Thursday, November 20, 2008

The Road Not Taken

I increasingly find myself not able to take a decision. Not that I was ever able to do so, but lately this wonderful inability has become a problem. Well, not a real problem. My life goes on smoothly even if I decide that I can't be asked and I'll just go on ignoring that I should have been making important decision. (sounds like a joke, I decide not to the decide.. mmm..) 
Robert Frost keeps up the illusion that my choices have a poetic dimension. But again, they usually involve choosing stuff like "shall I go to a play or to my friend's birthday party?" It's perfectly clear to me which one would be the road less travelled by, but it is at least as clear that if I take it that decision is not gonna make any difference. 
So now, I have to road diverging in front of me.. the less travelled by and the easy one.
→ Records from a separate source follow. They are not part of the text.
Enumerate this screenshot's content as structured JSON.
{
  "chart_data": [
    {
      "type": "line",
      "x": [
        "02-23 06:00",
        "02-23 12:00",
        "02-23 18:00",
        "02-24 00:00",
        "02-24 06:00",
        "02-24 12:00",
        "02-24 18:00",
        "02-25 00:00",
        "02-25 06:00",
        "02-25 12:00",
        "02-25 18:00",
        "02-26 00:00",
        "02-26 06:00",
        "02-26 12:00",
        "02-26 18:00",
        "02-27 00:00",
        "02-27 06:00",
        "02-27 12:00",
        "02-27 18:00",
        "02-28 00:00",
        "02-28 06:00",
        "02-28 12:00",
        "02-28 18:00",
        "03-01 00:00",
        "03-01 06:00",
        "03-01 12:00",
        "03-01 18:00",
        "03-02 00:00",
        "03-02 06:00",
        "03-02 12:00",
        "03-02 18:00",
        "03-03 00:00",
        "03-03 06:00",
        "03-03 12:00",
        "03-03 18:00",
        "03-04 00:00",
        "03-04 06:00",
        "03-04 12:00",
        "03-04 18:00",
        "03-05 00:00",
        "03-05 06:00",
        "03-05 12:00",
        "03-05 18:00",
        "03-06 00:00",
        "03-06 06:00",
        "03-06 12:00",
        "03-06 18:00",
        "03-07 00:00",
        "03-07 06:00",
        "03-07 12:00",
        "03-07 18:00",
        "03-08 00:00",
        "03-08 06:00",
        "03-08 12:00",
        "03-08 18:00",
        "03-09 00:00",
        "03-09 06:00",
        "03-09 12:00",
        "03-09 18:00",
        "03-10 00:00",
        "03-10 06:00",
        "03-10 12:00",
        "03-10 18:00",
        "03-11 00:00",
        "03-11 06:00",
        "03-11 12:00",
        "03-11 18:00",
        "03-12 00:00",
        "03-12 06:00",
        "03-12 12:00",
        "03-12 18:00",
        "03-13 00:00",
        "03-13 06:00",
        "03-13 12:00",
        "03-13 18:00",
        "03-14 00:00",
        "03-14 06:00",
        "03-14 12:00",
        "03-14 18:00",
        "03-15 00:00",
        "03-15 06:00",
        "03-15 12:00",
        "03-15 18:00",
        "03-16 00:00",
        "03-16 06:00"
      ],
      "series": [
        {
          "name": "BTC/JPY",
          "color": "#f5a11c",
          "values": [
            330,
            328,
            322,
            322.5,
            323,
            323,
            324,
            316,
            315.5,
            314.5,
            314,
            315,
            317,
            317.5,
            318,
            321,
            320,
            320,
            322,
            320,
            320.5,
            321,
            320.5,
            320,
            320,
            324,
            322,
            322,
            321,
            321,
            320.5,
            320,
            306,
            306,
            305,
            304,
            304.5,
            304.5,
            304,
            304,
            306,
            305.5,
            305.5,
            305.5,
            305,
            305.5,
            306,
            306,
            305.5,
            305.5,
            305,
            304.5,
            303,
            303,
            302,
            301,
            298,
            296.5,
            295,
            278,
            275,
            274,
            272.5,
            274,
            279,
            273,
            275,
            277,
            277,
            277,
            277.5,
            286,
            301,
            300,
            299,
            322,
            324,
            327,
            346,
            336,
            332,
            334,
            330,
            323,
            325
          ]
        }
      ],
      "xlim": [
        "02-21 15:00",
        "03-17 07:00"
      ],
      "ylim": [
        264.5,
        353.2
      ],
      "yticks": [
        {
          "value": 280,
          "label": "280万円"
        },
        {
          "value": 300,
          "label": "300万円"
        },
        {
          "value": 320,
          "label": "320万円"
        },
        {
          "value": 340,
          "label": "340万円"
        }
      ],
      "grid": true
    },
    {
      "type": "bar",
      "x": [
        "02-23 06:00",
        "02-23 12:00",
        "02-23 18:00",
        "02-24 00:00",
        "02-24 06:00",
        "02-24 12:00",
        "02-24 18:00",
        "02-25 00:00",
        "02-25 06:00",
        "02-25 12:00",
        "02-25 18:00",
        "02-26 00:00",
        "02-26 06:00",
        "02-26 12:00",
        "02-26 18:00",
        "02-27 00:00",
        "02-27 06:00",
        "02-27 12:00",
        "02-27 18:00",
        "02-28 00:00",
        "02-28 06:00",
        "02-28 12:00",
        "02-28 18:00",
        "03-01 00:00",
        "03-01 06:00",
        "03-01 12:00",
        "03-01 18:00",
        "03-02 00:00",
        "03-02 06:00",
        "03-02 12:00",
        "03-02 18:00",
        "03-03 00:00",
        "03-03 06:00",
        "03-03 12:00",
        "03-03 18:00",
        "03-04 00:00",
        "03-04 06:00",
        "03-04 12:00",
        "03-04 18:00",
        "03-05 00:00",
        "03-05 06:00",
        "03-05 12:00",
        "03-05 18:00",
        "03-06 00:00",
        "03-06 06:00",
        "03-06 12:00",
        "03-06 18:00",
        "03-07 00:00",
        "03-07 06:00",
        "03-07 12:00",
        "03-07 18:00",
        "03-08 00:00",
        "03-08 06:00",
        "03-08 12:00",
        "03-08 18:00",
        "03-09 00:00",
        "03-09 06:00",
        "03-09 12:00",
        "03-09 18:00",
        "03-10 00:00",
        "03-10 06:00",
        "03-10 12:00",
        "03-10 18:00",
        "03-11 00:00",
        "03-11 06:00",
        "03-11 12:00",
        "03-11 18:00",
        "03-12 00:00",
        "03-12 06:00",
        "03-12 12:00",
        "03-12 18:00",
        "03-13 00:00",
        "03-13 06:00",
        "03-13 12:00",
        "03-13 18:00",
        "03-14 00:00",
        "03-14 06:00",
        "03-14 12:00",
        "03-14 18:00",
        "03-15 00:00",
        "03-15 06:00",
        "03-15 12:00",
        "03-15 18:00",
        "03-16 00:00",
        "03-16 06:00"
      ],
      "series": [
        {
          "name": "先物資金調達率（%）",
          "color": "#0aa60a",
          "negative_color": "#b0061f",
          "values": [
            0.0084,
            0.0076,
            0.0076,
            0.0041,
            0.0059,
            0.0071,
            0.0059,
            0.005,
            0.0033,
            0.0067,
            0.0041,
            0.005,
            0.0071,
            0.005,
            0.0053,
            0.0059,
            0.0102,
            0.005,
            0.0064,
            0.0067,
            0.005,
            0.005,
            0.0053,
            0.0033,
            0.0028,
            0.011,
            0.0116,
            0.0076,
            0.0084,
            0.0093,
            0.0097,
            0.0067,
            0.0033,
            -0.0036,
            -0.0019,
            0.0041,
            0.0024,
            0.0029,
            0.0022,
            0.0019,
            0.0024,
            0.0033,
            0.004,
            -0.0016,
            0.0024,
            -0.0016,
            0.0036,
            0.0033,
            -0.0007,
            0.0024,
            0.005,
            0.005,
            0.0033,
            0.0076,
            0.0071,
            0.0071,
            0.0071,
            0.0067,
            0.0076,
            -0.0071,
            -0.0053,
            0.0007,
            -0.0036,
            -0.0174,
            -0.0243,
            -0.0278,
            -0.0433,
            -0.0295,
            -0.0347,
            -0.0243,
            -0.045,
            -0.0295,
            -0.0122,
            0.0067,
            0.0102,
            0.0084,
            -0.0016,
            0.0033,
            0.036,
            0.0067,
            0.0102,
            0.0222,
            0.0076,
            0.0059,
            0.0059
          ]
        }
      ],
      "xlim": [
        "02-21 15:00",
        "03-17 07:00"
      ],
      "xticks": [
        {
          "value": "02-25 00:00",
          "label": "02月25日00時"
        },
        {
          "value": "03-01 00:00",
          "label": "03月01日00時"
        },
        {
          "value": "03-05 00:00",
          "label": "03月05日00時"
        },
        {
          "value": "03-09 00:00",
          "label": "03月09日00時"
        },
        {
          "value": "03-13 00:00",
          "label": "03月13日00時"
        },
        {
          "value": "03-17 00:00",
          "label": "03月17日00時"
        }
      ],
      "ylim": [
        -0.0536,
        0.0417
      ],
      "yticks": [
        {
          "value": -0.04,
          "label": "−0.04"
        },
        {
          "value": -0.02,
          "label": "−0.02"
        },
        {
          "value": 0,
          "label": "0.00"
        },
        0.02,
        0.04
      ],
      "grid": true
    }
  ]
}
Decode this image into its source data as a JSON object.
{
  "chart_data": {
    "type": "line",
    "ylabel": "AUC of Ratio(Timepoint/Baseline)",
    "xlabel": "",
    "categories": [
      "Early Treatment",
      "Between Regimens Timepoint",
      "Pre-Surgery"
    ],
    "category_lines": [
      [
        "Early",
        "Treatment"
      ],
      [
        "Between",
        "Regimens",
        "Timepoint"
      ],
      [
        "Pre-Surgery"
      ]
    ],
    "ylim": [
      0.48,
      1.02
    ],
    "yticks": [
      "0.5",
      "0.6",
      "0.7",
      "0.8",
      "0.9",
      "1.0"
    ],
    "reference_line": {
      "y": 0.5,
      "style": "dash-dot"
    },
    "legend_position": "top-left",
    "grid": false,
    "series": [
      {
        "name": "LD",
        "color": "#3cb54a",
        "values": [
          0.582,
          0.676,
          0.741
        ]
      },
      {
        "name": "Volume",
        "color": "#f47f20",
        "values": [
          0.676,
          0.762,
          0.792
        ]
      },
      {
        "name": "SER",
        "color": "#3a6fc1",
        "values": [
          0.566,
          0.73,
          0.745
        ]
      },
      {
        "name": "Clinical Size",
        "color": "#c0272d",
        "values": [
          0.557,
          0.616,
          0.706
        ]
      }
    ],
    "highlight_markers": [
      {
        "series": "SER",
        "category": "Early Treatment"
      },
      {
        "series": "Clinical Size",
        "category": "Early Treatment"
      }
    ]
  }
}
My contorted and masochist mind would say go straight for the less travelled by and the world can fuck off.. while my kanckered body and lazy heart would rather go for an easy peasy walk, perhaps even with the company of someone to talk to... 
Dilemma. 


TWO roads diverged in a yellow wood,
And sorry I could not travel both
And be one traveler, long I stood
And looked down one as far as I could
To where it bent in the undergrowth;        5
 
Then took the other, as just as fair,
And having perhaps the better claim,
Because it was grassy and wanted wear;
Though as for that the passing there
Had worn them really about the same,        10
 
And both that morning equally lay
In leaves no step had trodden black.
Oh, I kept the first for another day!
Yet knowing how way leads on to way,
I doubted if I should ever come back.        15
 
I shall be telling this with a sigh
Somewhere ages and ages hence:
Two roads diverged in a wood, and I—
I took the one less traveled by,
And that has made all the difference.


"I exercise the right not to walk."

1 comment:

Esme said...

There's a passage in the Bell Jar about a fruit tree spread out in front of her, with each pear being a ripe and as delicious as the next. She is so paralised by fear that she'll choose the wrong one, until they all blacken and rot. The poem reminded me of it.